A: The rate was long coming and shouldn’t surprise anyone. The economic recovery has made a lot of progress in recent months, as seen clearly by the unemployment rates, and only the frustratingly slow growth prevented the Fed from starting the tightening cycle significantly earlier. In recent months, the financial markets have calmed down; Brexit and the U.S. election had a subdued effect on the markets overall. Further, the market reacted positively to the election results.
Q: This is the second rate increase in the past year or so, and three more are predicted for 2017. Are there grounds for supposing that this is a trend that will continue?
A: Absent any shocks, the current environment gave the Fed the green light to start the tightening cycle and raise the short rate by a meager amount. However, the Fed navigates in uncharted waters, and the prediction of three rate hikes may be correct only if the economy does not hit a soft patch.
Q: How will this affect banks, businesses large and small, and the economy at large?

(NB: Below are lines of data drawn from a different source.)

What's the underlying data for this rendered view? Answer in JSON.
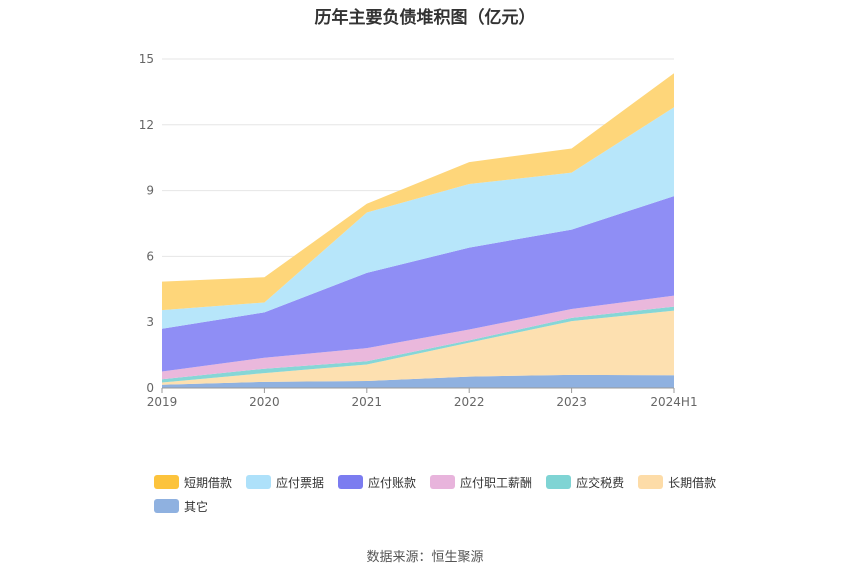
{
  "source_note": "数据来源：恒生聚源",
  "chart_data": {
    "type": "area",
    "stacked": true,
    "title": "历年主要负债堆积图（亿元）",
    "categories": [
      "2019",
      "2020",
      "2021",
      "2022",
      "2023",
      "2024H1"
    ],
    "ylim": [
      0,
      15
    ],
    "yticks": [
      0,
      3,
      6,
      9,
      12,
      15
    ],
    "grid": true,
    "legend_position": "bottom",
    "series": [
      {
        "name": "其它",
        "color": "#8fb1e0",
        "values": [
          0.15,
          0.28,
          0.32,
          0.52,
          0.6,
          0.58
        ]
      },
      {
        "name": "长期借款",
        "color": "#fde0b0",
        "values": [
          0.1,
          0.4,
          0.75,
          1.55,
          2.45,
          2.95
        ]
      },
      {
        "name": "应交税费",
        "color": "#86d6d6",
        "values": [
          0.15,
          0.2,
          0.15,
          0.1,
          0.15,
          0.18
        ]
      },
      {
        "name": "应付职工薪酬",
        "color": "#eab8dc",
        "values": [
          0.35,
          0.5,
          0.6,
          0.5,
          0.4,
          0.5
        ]
      },
      {
        "name": "应付账款",
        "color": "#8f8ef5",
        "values": [
          1.95,
          2.07,
          3.43,
          3.73,
          3.62,
          4.54
        ]
      },
      {
        "name": "应付票据",
        "color": "#b7e6fa",
        "values": [
          0.85,
          0.45,
          2.75,
          2.9,
          2.6,
          4.05
        ]
      },
      {
        "name": "短期借款",
        "color": "#fed67a",
        "values": [
          1.3,
          1.15,
          0.4,
          1.0,
          1.1,
          1.55
        ]
      }
    ],
    "legend_order": [
      "短期借款",
      "应付票据",
      "应付账款",
      "应付职工薪酬",
      "应交税费",
      "长期借款",
      "其它"
    ],
    "legend_colors": {
      "短期借款": "#fcc33c",
      "应付票据": "#aee1fa",
      "应付账款": "#7b7cf0",
      "应付职工薪酬": "#e8b4dc",
      "应交税费": "#7fd4d4",
      "长期借款": "#fddca8",
      "其它": "#8fb1e0"
    }
  }
}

A: The cycle of tightening should be a positive boost for the economy. It signals the consensus that the economy has emerged from the recession that happened in 2008. While growth has been slow compared to the historical potential of the U.S., this can be attributed to structural changes, like the aging of the U.S. population. One of the issues we have faced during this growth cycle is the low participation rate and relatively high unemployment among new employees and college graduates. A continuously improving economy should carry the positive message of more employment opportunities for young people, and have a positive impact on their wages.
Q: How will the rate increase affect consumer loans (e.g. mortgages and car loans), and how soon will the effects kick in?
A: Of course, in the shorter term the increasing rates may be an ominous signal to consumer loans and mortgage activity in the U.S., which will probably drop because of the rising rates environment. But on the other hand, improved economic opportunities should more than compensate for this headwind in the consumer loan and mortgage markets. At the same time, this can also create a very positive environment for retirees and insurance companies who will be able to meet their liability obligations without taking too many financial risks (“yield chasing”). That should improve their overall financial situation, and partially solve the chronic problem of underfunding pension plans.
Q: What does the increase mean for students who need to take out loans to complete their education? And what should families who have kids expecting to go on to higher education over the next few years be doing to keep college affordable?
A: For new entries into college, the rising rates not just on the short end but the longer-term rates as manifested in the 10-year treasury yield are a mixed bag. While affordability of college becomes more challenging, rising rates signal better opportunities in the job market which will increase the chances that these loans will be paid. We must remember that even with the low-rate environment, the default rate of student loans peaked, so that increased rates may not affect the affordability of college as dramatically as some economists predict. The crisis of funding for higher education and rising college costs in the U.S. should be addressed on the structural level.
Q: Can you put this in historical perspective? What have been the historical highs and lows in U.S. interest rates over time, and what has driven them?
A: The tightening cycle is natural for the economy, and long overdue. In the past 30 years, we’ve seen a consistently lower rate environment because of subdued growth and demographic shifts. A return to normal is great news, as it signals that the impact of the great recession is behind us. Finally, the historical 10-year rate (2.6 percent) is still low compared to the longer-term historical average, when it was around 5 percent.